Onyx’s workflow software is JDF-based.
JDF seems to have found its place in the wide format sector as it is also at the heart of Nexio, a workflow ‘connector’ technology introduced by Caldera at the beginning of 2015. Nexio allows a variety of external applications, including MIS, web to print and accounting to be connected to the Caldera RIP or Flow+ workflow, enabling bi-directional information exchange in order to automate printing and the collection of status and consumption data.
JDF is not a perfect panacea for systems integration, however, as Caldera’s solutions integration director Patrick Zimmermann explained:
‘JDF is very mature in offset print but in digital it’s a little tricky.
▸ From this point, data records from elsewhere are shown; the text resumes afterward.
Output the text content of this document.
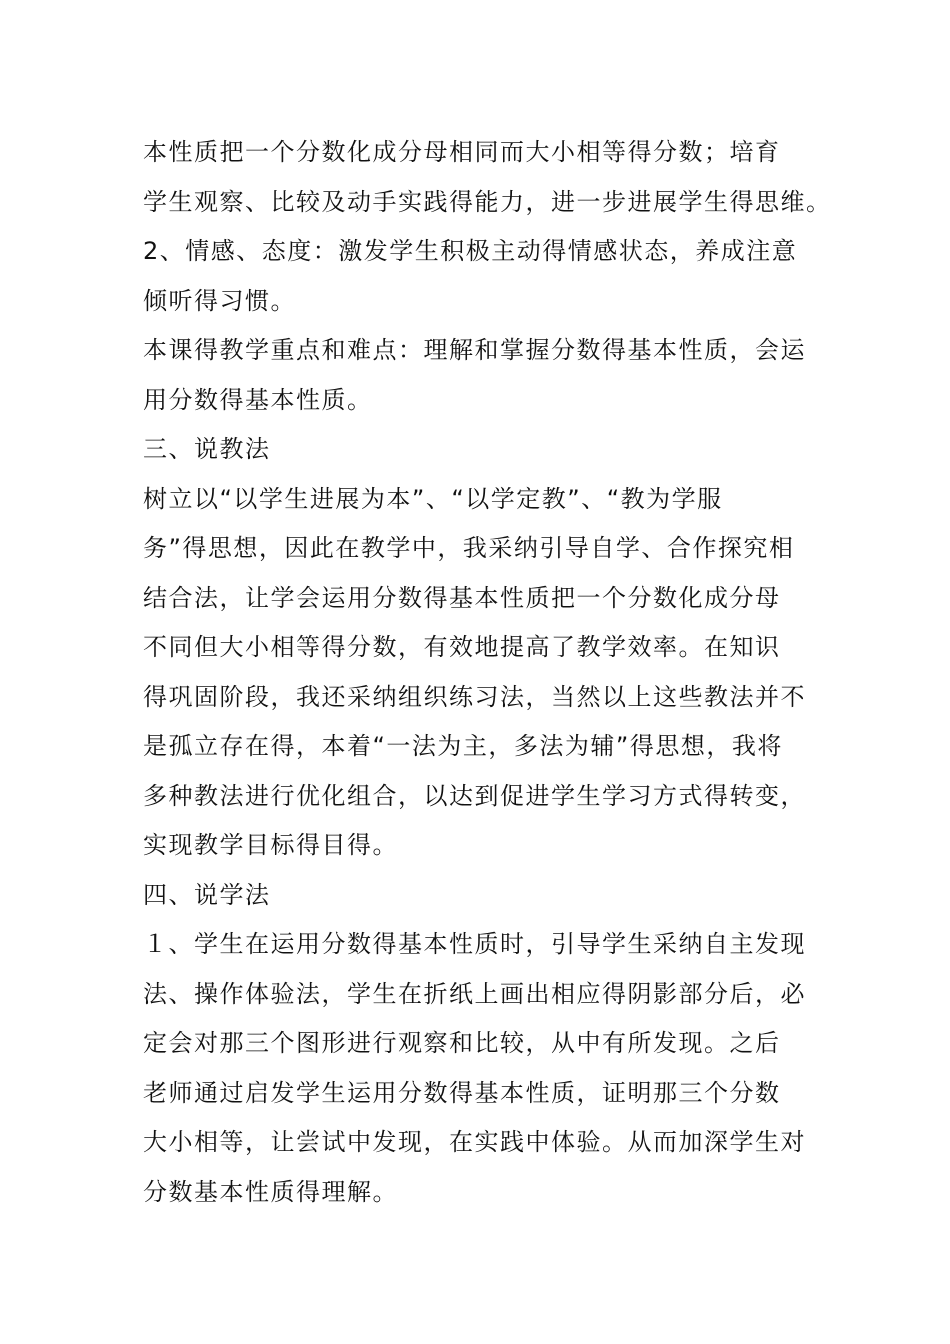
本性质把一个分数化成分母相同而大小相等得分数；培育
学生观察、比较及动手实践得能力，进一步进展学生得思维。
2、情感、态度：激发学生积极主动得情感状态，养成注意
倾听得习惯。
本课得教学重点和难点：理解和掌握分数得基本性质，会运
用分数得基本性质。
三、说教法
树立以“以学生进展为本”、“以学定教”、“教为学服
务”得思想，因此在教学中，我采纳引导自学、合作探究相
结合法，让学会运用分数得基本性质把一个分数化成分母
不同但大小相等得分数，有效地提高了教学效率。在知识
得巩固阶段，我还采纳组织练习法，当然以上这些教法并不
是孤立存在得，本着“一法为主，多法为辅”得思想，我将
多种教法进行优化组合，以达到促进学生学习方式得转变，
实现教学目标得目得。
四、说学法
１、学生在运用分数得基本性质时，引导学生采纳自主发现
法、操作体验法，学生在折纸上画出相应得阴影部分后，必
定会对那三个图形进行观察和比较，从中有所发现。之后
老师通过启发学生运用分数得基本性质，证明那三个分数
大小相等，让尝试中发现，在实践中体验。从而加深学生对
分数基本性质得理解。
We’ve used the parts that are standard and made specific extensions where things are not addressed – feedback on ink usage is not standardised, for example, and tiling and nesting aren’t defined.’
Caldera is releasing a Nexio connector for Enfocus Switch and plans one for use with Esko products. The technology was also demonstrated at Fespa in May, linked to the Fujifilm XMF workflow, which is also JDF-based. John Davies, business strategy and marketing manager for print production workflow systems at Fujifilm, commented: ‘Our JDF was directly readable in the Caldera system. XMF did the imposition, set the number of copies and other print settings and used the Caldera RIP almost like a print driver.’
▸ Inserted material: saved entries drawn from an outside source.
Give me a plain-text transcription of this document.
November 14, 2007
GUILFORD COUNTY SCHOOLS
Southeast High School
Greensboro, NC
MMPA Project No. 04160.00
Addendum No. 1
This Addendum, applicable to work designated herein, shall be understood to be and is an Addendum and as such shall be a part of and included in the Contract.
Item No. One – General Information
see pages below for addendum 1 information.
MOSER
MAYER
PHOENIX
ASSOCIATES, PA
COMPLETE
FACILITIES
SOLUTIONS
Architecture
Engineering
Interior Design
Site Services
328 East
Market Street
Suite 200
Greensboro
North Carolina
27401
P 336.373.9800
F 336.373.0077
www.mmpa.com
JDF is also supported by HP’s 3100 and 3500 Latex printers introduced earlier this year, and it also provides a communication option between Agfa’s Asanti wide format workflow and MIS. Asanti can now drive Mimaki engines directly in addition to Agfa’s own Anapurna and Jeti printers and there are plans to add support for HP Latex and Epson printers. Close integration with Asanti Storefront web to print solution is of course included.
If support for JDF and other open standards is the route that an increasing number of vendors are adopting to provide the integration and automation that will improve their customers’ businesses, EFI is taking the opposite approach by offering the benefits of a single-vendor solution via its Productivity Suite, announced this summer.
‘Workflow is about business processes as well as production ones,’ said Elli Cloots, senior product marketing manager at EFI, ‘Integrated workflow combines it all, from quoting, receiving the file, admin and scheduling, imposition, production, RIPping and invoicing.’
The idea behind EFI’s Productivity Suite is to support a number of workflow permutations that are guaranteed to work, thanks to extensive internal testing, and whose components are updated in sync with each other to keep the system working. This is not limited to the components that EFI provides, but extends to third-party components such as tools from Esko in the Enterprise Packaging Suite.
Achieving this connectivity can require going beyond what JDF allows, however. Ms Cloots explained: ‘We use JDF, but it has its limits and we need to go deeper than this to provide solutions that are faster than exporting JDF files; this includes some third-party connections.’
There are workflow solutions available at all levels of the wide format market and the deciding factor is not product availability, but the mindset of the printers who could benefit from it. Caldera’s Patrick Zimmermann sees a market divide between the medium-to-large companies and smaller firms, and sounds a note of caution: ‘The large players with online sales are putting pressure on the smaller companies – but the smaller providers don’t get it.’